Agora vivo um momento interessante que me mostra outra faceta desse racismo sutil: estou na reta final da minha graduação. Ao falar isso com amigxs, muitxs delxs brancxs, muitos apresentaram suas opiniões sobre como me veem e para onde eu deveria ir depois da graduação. Interpreto esse conjunto de sugestões como aquelas mesmas projeções diante da escolha do meu curso no final do Ensino Médio. Entretanto, não se trata de um desejo por certa representatividade, mas sim, expectativas mal-resolvidas de pessoas que me reconhecem semelhante intelectualmente, mas desconsideram que nem todas as portas da sala de aula, da academia, do movimento social e do meu próprio partido podem estar abertas para mim como estão para elxs.

Eu já sofri racismo em todos esses espaços e isso me faz estar inseguro quanto a escolher qualquer um desses caminhos, que são os que mais me interessam.

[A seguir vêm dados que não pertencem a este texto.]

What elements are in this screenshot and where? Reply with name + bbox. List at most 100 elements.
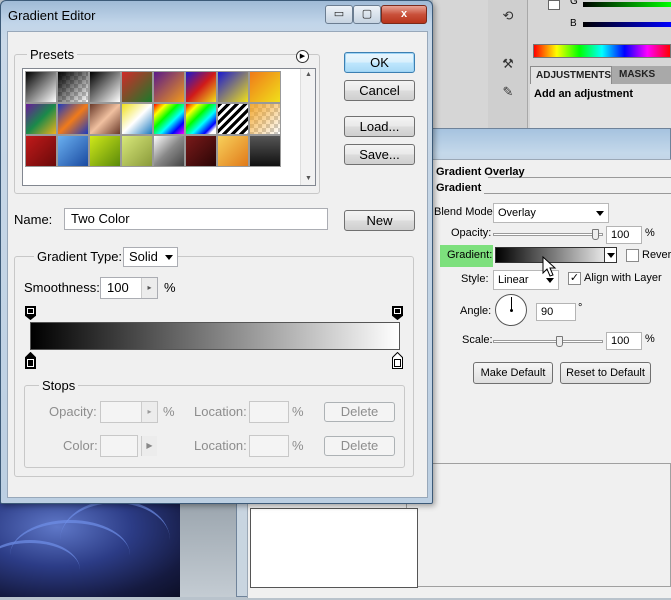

Dessa forma, esses apontamentos bem-intencionados deixam evidente que essas pessoas consideram que a minha aptidão vai passar por cima do racismo estrutural do Brasil. A perversidade dessa situação é não enxergar a diferença e a desigualdade que enfrento e enfrentarei.

Eu sou um estudante negro num lugar que não foi feito pra eu estar e tenho vontade de ir pra outros onde também não serei bem-vindo. Isso está acima de qualquer habilidade e eu não seria o primeiro nem o último negro a ser desprezado por ser quem eu sou. Se eu fosse branco, seria apenas um estudante prestes a me formar e com um futuro promissor e sem obstáculos.

Sem mágoas, concluo dizendo que a superação do racismo se dará pela luta política do povo negro organizado e com o envolvimento de toda a sociedade. Não basta delegar apenas a nós tal responsabilidade. O atual conjunto da universidade, em especial, deve repensar como lida conosco na nossa experiência aqui dentro e nos dar o apoio e a escuta a que temos direito. E isso não vai acontecer de forma efetiva até que sejam instituídas cotas raciais para que estudantes negrxs parem de acessar a universidade pública a conta-gotas.